Your help is really greatly appreciated.


(Mark L. Stone) #2

It looks like you are raising a posynomial to the negative 1 power (i.e., dividing by it), which is not allowed.

However, can you multiply out your inequality and thereby avoid raising to the negative 1 power? It looks to me like you can.


(Menna Khaled) #3

Thanks for your help !
it became convex, however the error is still there, it just became “Invalid constraint: {log-convex} < {real constant}” instead.
When I googled it, I found this comment of yours:


but I don’t have an “equal sign” in the constraint. So I’m still stuck.

Please help !


(Mark L. Stone) #4

Are you able to put your constraint in one of these forms?

A less-than inequality constraint <= where the left side is a generalized posynomial and the right side is a monomial.

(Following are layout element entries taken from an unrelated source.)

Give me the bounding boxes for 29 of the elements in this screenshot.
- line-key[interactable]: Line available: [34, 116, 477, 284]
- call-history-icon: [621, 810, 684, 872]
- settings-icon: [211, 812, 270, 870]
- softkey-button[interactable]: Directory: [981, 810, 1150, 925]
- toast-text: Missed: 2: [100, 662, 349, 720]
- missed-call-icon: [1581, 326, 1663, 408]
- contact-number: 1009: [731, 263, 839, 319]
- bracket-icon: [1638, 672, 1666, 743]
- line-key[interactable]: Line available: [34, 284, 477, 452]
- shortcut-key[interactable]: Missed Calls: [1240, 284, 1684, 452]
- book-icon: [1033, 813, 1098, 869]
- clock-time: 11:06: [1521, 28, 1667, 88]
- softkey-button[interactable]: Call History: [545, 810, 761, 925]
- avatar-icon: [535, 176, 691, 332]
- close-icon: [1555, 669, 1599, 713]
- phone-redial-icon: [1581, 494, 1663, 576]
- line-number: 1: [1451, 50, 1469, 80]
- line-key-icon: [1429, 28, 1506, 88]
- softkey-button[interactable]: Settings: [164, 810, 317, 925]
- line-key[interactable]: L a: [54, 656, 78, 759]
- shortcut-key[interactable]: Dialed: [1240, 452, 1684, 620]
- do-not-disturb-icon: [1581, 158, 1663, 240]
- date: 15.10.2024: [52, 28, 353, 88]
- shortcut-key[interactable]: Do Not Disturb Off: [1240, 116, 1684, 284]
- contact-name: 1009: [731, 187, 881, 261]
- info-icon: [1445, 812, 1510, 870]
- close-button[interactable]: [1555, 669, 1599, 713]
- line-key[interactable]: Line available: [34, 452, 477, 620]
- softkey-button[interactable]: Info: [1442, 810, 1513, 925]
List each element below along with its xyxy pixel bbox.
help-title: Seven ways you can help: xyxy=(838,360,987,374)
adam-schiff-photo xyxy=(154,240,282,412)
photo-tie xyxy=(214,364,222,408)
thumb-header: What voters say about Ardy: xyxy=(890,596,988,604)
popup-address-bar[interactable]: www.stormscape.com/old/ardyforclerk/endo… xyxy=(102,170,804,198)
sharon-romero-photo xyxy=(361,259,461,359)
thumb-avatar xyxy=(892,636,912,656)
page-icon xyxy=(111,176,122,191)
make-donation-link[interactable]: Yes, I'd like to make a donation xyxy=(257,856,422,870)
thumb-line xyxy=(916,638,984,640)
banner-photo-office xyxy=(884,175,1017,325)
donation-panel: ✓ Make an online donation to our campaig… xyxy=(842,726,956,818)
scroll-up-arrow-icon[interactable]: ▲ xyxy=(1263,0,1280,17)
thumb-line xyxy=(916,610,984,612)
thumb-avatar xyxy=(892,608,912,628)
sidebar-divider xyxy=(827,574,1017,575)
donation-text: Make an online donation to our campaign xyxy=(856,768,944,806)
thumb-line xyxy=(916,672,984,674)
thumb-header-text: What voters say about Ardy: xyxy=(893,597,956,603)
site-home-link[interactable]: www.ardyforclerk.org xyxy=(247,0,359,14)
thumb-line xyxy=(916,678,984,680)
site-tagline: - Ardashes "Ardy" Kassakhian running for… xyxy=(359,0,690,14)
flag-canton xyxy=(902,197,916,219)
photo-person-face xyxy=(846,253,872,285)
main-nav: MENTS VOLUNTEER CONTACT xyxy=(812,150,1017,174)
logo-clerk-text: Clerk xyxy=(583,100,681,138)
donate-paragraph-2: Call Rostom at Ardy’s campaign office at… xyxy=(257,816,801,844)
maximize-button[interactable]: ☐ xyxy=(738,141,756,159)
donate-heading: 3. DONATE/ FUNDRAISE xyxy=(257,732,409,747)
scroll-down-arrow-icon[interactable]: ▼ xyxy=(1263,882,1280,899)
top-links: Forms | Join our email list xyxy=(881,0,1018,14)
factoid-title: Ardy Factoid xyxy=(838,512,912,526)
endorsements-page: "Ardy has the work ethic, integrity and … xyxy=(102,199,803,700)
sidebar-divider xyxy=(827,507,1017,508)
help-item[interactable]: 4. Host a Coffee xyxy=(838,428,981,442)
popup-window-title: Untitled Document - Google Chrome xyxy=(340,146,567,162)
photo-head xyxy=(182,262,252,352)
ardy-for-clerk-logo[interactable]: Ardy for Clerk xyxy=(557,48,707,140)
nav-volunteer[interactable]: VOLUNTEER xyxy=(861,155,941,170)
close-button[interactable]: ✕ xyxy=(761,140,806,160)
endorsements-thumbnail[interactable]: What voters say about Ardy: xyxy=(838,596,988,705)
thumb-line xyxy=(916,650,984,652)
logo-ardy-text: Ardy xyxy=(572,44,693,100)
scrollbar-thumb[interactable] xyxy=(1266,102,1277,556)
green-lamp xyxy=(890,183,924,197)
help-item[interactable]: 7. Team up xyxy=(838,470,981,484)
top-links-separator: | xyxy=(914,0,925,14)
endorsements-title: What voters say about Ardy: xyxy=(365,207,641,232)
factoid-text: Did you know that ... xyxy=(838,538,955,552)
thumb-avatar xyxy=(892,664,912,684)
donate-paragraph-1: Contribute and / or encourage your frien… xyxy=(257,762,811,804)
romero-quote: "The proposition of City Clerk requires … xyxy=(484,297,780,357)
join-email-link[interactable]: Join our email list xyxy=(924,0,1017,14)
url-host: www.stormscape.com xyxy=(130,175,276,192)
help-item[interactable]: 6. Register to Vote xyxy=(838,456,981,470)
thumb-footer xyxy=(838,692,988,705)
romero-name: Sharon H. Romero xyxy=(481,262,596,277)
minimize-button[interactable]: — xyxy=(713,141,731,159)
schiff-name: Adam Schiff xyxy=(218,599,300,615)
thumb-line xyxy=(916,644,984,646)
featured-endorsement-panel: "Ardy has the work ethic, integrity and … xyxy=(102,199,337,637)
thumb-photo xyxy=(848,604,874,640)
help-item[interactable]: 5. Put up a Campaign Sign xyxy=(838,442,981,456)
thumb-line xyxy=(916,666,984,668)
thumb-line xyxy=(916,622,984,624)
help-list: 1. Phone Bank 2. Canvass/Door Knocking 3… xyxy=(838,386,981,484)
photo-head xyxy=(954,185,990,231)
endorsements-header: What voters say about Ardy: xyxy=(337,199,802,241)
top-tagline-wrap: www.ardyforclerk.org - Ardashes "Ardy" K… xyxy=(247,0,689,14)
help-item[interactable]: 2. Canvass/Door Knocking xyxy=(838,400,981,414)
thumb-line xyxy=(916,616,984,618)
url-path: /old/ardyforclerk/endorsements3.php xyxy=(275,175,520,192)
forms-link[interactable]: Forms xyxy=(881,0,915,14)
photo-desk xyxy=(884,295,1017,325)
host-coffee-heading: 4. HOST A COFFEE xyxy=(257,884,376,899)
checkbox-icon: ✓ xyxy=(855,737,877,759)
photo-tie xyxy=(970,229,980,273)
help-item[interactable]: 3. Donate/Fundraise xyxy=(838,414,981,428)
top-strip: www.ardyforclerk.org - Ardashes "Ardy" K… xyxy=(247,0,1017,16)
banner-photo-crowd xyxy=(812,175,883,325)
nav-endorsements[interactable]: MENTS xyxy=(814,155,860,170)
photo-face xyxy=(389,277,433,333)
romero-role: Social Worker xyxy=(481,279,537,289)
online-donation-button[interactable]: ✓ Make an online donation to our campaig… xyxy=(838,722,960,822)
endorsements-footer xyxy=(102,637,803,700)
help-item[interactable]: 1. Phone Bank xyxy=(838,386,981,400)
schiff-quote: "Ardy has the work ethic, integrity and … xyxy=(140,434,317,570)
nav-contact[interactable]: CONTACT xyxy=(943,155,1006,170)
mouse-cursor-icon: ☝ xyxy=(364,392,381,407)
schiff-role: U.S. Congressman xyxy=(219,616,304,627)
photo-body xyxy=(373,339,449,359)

A greater-than inequality constraint >= where the left side is a monomial and the right side is a generalized posynomial.


(Menna Khaled) #5

Unfortunately I can’t think of a way to do this, I need this posynomial to be greater than a minimum value. So, since raising the posynomial to the power (-1) will result in an error, I can’t think of another way in which I can reverse the inequality sign


(Mark L. Stone) #6

It looked to me like your inequality should be going the “correct” direction to be convex (valid).

If the inequality is really going in the wrong direction, then the problem is not convex and you will have to find some other way to solve it.